To me it’s the finale to the fall season. All the colors of the season are heightened with Christmas lights and brightly colored coats and sweaters. Cookies, cocoa and coffee become the snacks of the day. In the evening we sit by a fire giving off its warmth and drink brandy and eggnog.
Then there is the music of Christmas. Almost all of the songs, such as “I’ll Be Home for Christmas” and “White Christmas,” come from the tunes written and performed during the war years of the 1940s.
This Christmas will mark my 68th Christmas. I don’t remember my first, which was in 1942. The first Christmas I do remember I was 4 or 5, and it was at my grandmother’s house on 16th Street in Washington.
My mother was one of nine children and if you add the children from each of them, well there were 20 children in attendance. It was like two parties going on at the same time. One for the adults and one for the kids.
Over the years, the kids grew up and had kids of there own. We graduated from the kids’ party to the teen party to the adult party. All of us in that big house occupied each floor and each room. The adults hung in the kitchen, the teens in the den and the children had the run of the rest of the house except for the living room.
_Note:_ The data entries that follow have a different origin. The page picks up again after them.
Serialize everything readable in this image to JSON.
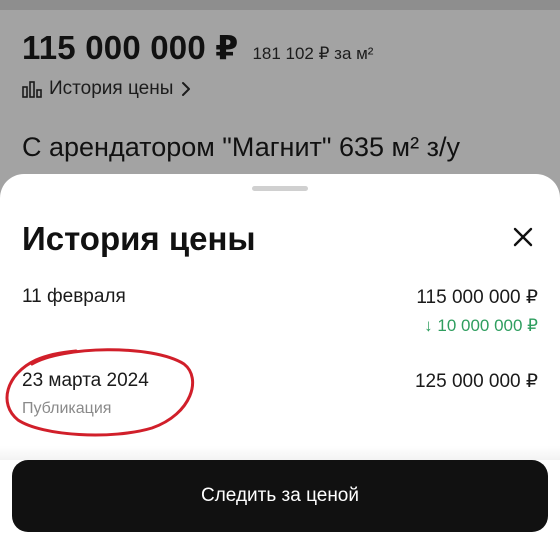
{
  "background_page": {
    "price": "115 000 000 ₽",
    "price_per_m2": "181 102 ₽ за м²",
    "history_link_label": "История цены",
    "listing_title": "С арендатором \"Магнит\" 635 м² з/у"
  },
  "price_history_sheet": {
    "title": "История цены",
    "close_icon": "close-icon",
    "entries": [
      {
        "date": "11 февраля",
        "price": "115 000 000 ₽",
        "change": "↓ 10 000 000 ₽",
        "change_color": "#2f9e5f"
      },
      {
        "date": "23 марта 2024",
        "subtitle": "Публикация",
        "price": "125 000 000 ₽"
      }
    ],
    "follow_button_label": "Следить за ценой"
  },
  "colors": {
    "overlay_background": "#a3a3a3",
    "sheet_background": "#ffffff",
    "button_background": "#111111",
    "annotation_circle": "#d11f2a",
    "price_drop": "#2f9e5f"
  }
}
Christmas dinner was held in shifts – first the younger ones ate and then the teenagers and at last the adults tried to have a formal Christmas dinner.
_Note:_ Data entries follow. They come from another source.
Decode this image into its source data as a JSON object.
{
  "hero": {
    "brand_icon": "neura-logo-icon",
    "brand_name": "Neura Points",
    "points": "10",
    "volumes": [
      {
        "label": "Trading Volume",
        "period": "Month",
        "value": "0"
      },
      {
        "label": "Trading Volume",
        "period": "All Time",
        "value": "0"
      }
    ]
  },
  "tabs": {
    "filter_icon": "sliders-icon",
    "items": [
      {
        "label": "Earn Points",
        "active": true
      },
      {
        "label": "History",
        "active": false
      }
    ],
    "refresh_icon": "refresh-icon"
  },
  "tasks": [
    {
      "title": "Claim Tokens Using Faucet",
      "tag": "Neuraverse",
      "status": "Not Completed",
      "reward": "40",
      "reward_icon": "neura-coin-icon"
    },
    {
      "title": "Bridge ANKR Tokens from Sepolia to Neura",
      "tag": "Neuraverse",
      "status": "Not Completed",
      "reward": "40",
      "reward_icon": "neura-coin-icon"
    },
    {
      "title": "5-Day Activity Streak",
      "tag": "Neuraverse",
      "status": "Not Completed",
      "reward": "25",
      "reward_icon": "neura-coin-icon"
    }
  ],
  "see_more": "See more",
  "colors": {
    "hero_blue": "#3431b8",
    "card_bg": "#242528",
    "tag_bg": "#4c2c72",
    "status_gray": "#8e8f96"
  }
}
Then all of us would move to the living room. The Christmas tree at my grandmother’s house stood in a corner. It had decorations that went back to the 1800s. God help anyone who touched that tree. And the gifts lay around the tree and were stacked high. Each of mother’s brother and sisters had brought gifts for the other eight members of the family as well as for grandmother and grandfather; these did not include gifts for the children.
Instead of one for all grabbing at gifts, Granddad would pull up a chair and hand out the presents one by one. When all the gifts had been handed out, he would say, “One. Two. Three. Open your gifts.”
The ripping began. Wrapping paper flew everywhere and the oohs and ahs and laughter with an occasional “That’s what I wanted” echoed throughout the room.
For a while there were just murmurs and we showed each other the gifts we had received. Then there was a moment of silence. Aunt Peggy would sit at the piano and start to play “Silent Night” and we all started to sing along. Granddad would read the Nativity Story from the Bible. Then my grandmother would raise her glass and say, “To all our loved ones who are no longer with us.” There would be another moment or two of silence.
Some started for the door to go home and others would help clean up all the torn wrappings. If you stayed the night, the kids slept in the basement the teens had the attic and the rest shared a room or crashed in the den.
On Christmas morning we all went to mass.